I am doing problems that involve partial decomposition. I can't for the life of me remember how to solve some of the systems of equations that I end up with after multiplying out the partial fractions. For example...
$$A+B+C=0$$ $$A+C+D=0$$ $$A+B+D=2$$ $$A=-4$$
As far as I can see, elimination doesn't work. Maybe it does, and I'm just not seeing it. I've just been punching them into the solve function of my graphing calculator which works great, but I would like to solve them with pencil and paper.
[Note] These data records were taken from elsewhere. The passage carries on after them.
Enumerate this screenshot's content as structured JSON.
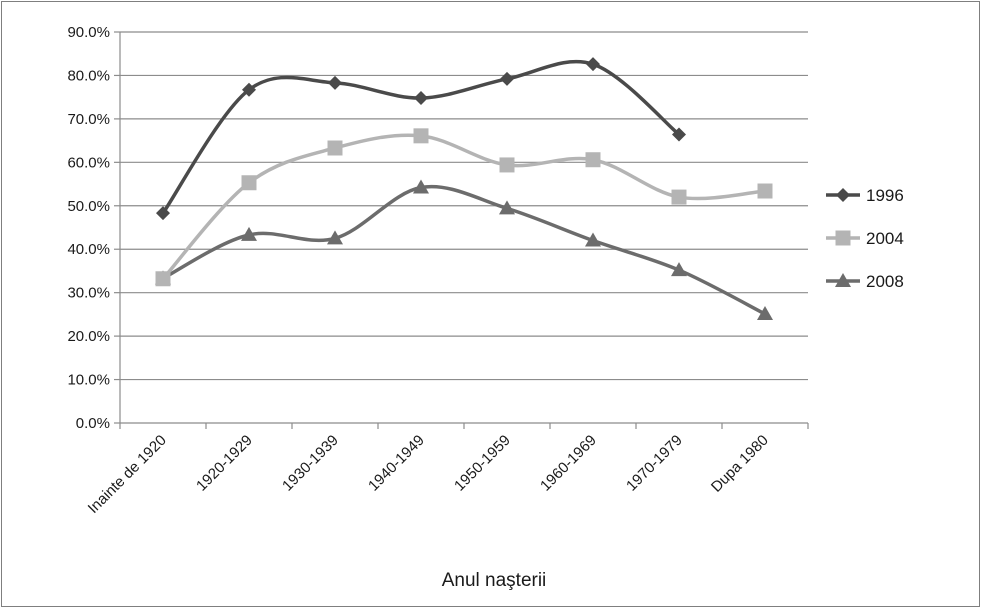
{
  "chart_data": {
    "type": "line",
    "title": "",
    "xlabel": "Anul naşterii",
    "ylabel": "",
    "categories": [
      "Inainte de 1920",
      "1920-1929",
      "1930-1939",
      "1940-1949",
      "1950-1959",
      "1960-1969",
      "1970-1979",
      "Dupa 1980"
    ],
    "yticks": [
      "0.0%",
      "10.0%",
      "20.0%",
      "30.0%",
      "40.0%",
      "50.0%",
      "60.0%",
      "70.0%",
      "80.0%",
      "90.0%"
    ],
    "ylim": [
      0,
      90
    ],
    "grid": true,
    "smooth": true,
    "legend_position": "right",
    "series": [
      {
        "name": "1996",
        "marker": "diamond",
        "color": "#4a4a4a",
        "values": [
          48.3,
          76.7,
          78.3,
          74.8,
          79.2,
          82.6,
          66.4,
          null
        ]
      },
      {
        "name": "2004",
        "marker": "square",
        "color": "#b4b4b4",
        "values": [
          33.2,
          55.3,
          63.3,
          66.1,
          59.4,
          60.6,
          52.0,
          53.4
        ]
      },
      {
        "name": "2008",
        "marker": "triangle",
        "color": "#6c6c6c",
        "values": [
          33.3,
          43.3,
          42.5,
          54.2,
          49.4,
          42.0,
          35.2,
          25.1
        ]
      }
    ]
  }
}
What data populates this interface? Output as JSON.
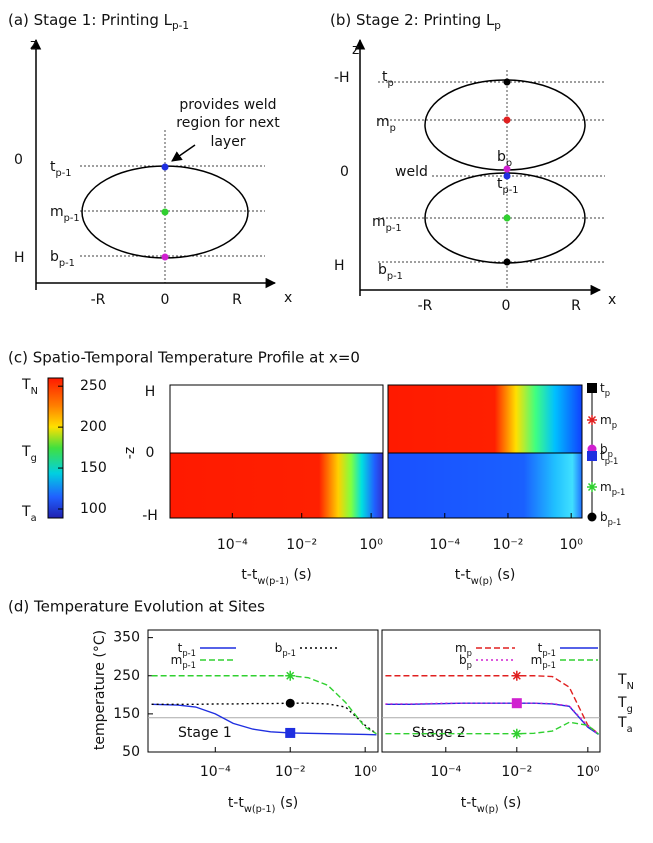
{
  "panel_a": {
    "title": {
      "text": "(a) Stage 1: Printing L",
      "sub": "p-1"
    },
    "axis_z": "z",
    "axis_x": "x",
    "z_labels": [
      "0",
      "H"
    ],
    "x_labels": [
      "-R",
      "0",
      "R"
    ],
    "sites": [
      {
        "label": {
          "text": "t",
          "sub": "p-1"
        },
        "color": "#1f2fe0"
      },
      {
        "label": {
          "text": "m",
          "sub": "p-1"
        },
        "color": "#30d030"
      },
      {
        "label": {
          "text": "b",
          "sub": "p-1"
        },
        "color": "#d020d0"
      }
    ],
    "annotation": [
      "provides weld",
      "region for next",
      "layer"
    ]
  },
  "panel_b": {
    "title": {
      "text": "(b) Stage 2: Printing L",
      "sub": "p"
    },
    "axis_z": "z",
    "axis_x": "x",
    "z_labels": [
      "-H",
      "0",
      "H"
    ],
    "x_labels": [
      "-R",
      "0",
      "R"
    ],
    "weld": "weld",
    "sites": [
      {
        "label": {
          "text": "t",
          "sub": "p"
        },
        "color": "#000000"
      },
      {
        "label": {
          "text": "m",
          "sub": "p"
        },
        "color": "#e02020"
      },
      {
        "label": {
          "text": "b",
          "sub": "p"
        },
        "color": "#d020d0"
      },
      {
        "label": {
          "text": "t",
          "sub": "p-1"
        },
        "color": "#1f2fe0"
      },
      {
        "label": {
          "text": "m",
          "sub": "p-1"
        },
        "color": "#30d030"
      },
      {
        "label": {
          "text": "b",
          "sub": "p-1"
        },
        "color": "#000000"
      }
    ]
  },
  "panel_c": {
    "title": "(c) Spatio-Temporal Temperature Profile at x=0",
    "colorbar": {
      "lim": [
        89,
        260
      ],
      "ticks": [
        100,
        150,
        200,
        250
      ],
      "labels": [
        {
          "text": "T",
          "sub": "N"
        },
        {
          "text": "T",
          "sub": "g"
        },
        {
          "text": "T",
          "sub": "a"
        }
      ]
    },
    "y_label": "-z",
    "y_labels": [
      "H",
      "0",
      "-H"
    ],
    "xlim": [
      1.6e-06,
      2.2
    ],
    "xticks": [
      {
        "value": 0.0001,
        "label": "10⁻⁴"
      },
      {
        "value": 0.01,
        "label": "10⁻²"
      },
      {
        "value": 1,
        "label": "10⁰"
      }
    ],
    "x_labels": [
      {
        "text": "t-t",
        "sub": "w(p-1)",
        "tail": " (s)"
      },
      {
        "text": "t-t",
        "sub": "w(p)",
        "tail": " (s)"
      }
    ],
    "sites": [
      {
        "label": {
          "text": "t",
          "sub": "p"
        },
        "color": "#000000",
        "marker": "square"
      },
      {
        "label": {
          "text": "m",
          "sub": "p"
        },
        "color": "#e02020",
        "marker": "star"
      },
      {
        "label": {
          "text": "b",
          "sub": "p"
        },
        "color": "#d020d0",
        "marker": "circle"
      },
      {
        "label": {
          "text": "t",
          "sub": "p-1"
        },
        "color": "#1f2fe0",
        "marker": "square"
      },
      {
        "label": {
          "text": "m",
          "sub": "p-1"
        },
        "color": "#30d030",
        "marker": "star"
      },
      {
        "label": {
          "text": "b",
          "sub": "p-1"
        },
        "color": "#000000",
        "marker": "circle"
      }
    ]
  },
  "panel_d": {
    "title": "(d) Temperature Evolution at Sites"
  },
  "chart_data": [
    {
      "type": "line",
      "log_x": true,
      "ylabel": "temperature (°C)",
      "xlabel": {
        "text": "t-t",
        "sub": "w(p-1)",
        "tail": " (s)"
      },
      "xlim": [
        1.6e-06,
        2.2
      ],
      "xticks": [
        {
          "value": 0.0001,
          "label": "10⁻⁴"
        },
        {
          "value": 0.01,
          "label": "10⁻²"
        },
        {
          "value": 1,
          "label": "10⁰"
        }
      ],
      "ylim": [
        50,
        370
      ],
      "yticks": [
        50,
        150,
        250,
        350
      ],
      "hline": 140,
      "hline_color": "#aaaaaa",
      "annotation": "Stage 1",
      "marker_x": 0.01,
      "x": [
        2e-06,
        1e-05,
        3e-05,
        0.0001,
        0.0003,
        0.001,
        0.003,
        0.01,
        0.03,
        0.1,
        0.3,
        1,
        2
      ],
      "series": [
        {
          "name": {
            "text": "t",
            "sub": "p-1"
          },
          "color": "#1f2fe0",
          "dash": "solid",
          "marker": "square",
          "values": [
            175,
            173,
            168,
            150,
            125,
            110,
            103,
            100,
            99,
            98,
            97,
            96,
            95
          ]
        },
        {
          "name": {
            "text": "b",
            "sub": "p-1"
          },
          "color": "#000000",
          "dash": "dotted",
          "marker": "circle",
          "values": [
            175,
            175,
            175,
            176,
            176,
            177,
            177,
            178,
            178,
            176,
            168,
            120,
            98
          ]
        },
        {
          "name": {
            "text": "m",
            "sub": "p-1"
          },
          "color": "#30d030",
          "dash": "dashed",
          "marker": "star",
          "values": [
            250,
            250,
            250,
            250,
            250,
            250,
            250,
            250,
            245,
            225,
            180,
            115,
            98
          ]
        }
      ]
    },
    {
      "type": "line",
      "log_x": true,
      "xlabel": {
        "text": "t-t",
        "sub": "w(p)",
        "tail": " (s)"
      },
      "xlim": [
        1.6e-06,
        2.2
      ],
      "xticks": [
        {
          "value": 0.0001,
          "label": "10⁻⁴"
        },
        {
          "value": 0.01,
          "label": "10⁻²"
        },
        {
          "value": 1,
          "label": "10⁰"
        }
      ],
      "ylim": [
        50,
        370
      ],
      "hline": 140,
      "hline_color": "#aaaaaa",
      "annotation": "Stage 2",
      "marker_x": 0.01,
      "side_labels": [
        {
          "text": "T",
          "sub": "N"
        },
        {
          "text": "T",
          "sub": "g"
        },
        {
          "text": "T",
          "sub": "a"
        }
      ],
      "x": [
        2e-06,
        1e-05,
        3e-05,
        0.0001,
        0.0003,
        0.001,
        0.003,
        0.01,
        0.03,
        0.1,
        0.3,
        1,
        2
      ],
      "series": [
        {
          "name": {
            "text": "m",
            "sub": "p"
          },
          "color": "#e02020",
          "dash": "dashed",
          "marker": "star",
          "values": [
            250,
            250,
            250,
            250,
            250,
            250,
            250,
            250,
            250,
            248,
            220,
            120,
            98
          ]
        },
        {
          "name": {
            "text": "t",
            "sub": "p-1"
          },
          "color": "#1f2fe0",
          "dash": "solid",
          "values": [
            175,
            175,
            176,
            177,
            178,
            178,
            178,
            178,
            178,
            176,
            170,
            115,
            96
          ]
        },
        {
          "name": {
            "text": "b",
            "sub": "p"
          },
          "color": "#d020d0",
          "dash": "dotted",
          "marker": "square",
          "values": [
            176,
            176,
            177,
            178,
            178,
            178,
            178,
            178,
            178,
            177,
            171,
            118,
            97
          ]
        },
        {
          "name": {
            "text": "m",
            "sub": "p-1"
          },
          "color": "#30d030",
          "dash": "dashed",
          "marker": "star",
          "values": [
            98,
            98,
            98,
            98,
            98,
            98,
            98,
            98,
            99,
            105,
            128,
            120,
            97
          ]
        }
      ]
    }
  ]
}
Substitute the 4th equation in all the others, you get: $$B+C=4$$ $$C+D=4$$ $$B+D=6$$
The third equation is: $B=6-D$ and substitute this in the first equation, you get: $$6-D+C=4$$ $$\implies D-C=2$$ So now you have: $$D-C=2$$ $$D+C=4$$
Again, the second equation is: $D=4-C$ and substitute in the first one: $$4-C-C=2$$ $$\implies2C=2\implies C=1$$Since: $$D=4-C=4-1=3$$ and $$B=4-C=4-1=3$$ So: $$A=-4, B=3,C=1,D=3$$
In general (for simple linear system of equations such as this) put one equation in terms of a variable, and substitute this in another one, each time "reducing" a variable. Repeat this until only one variable is left.
For larger system of linear equations, matrices are the way to go.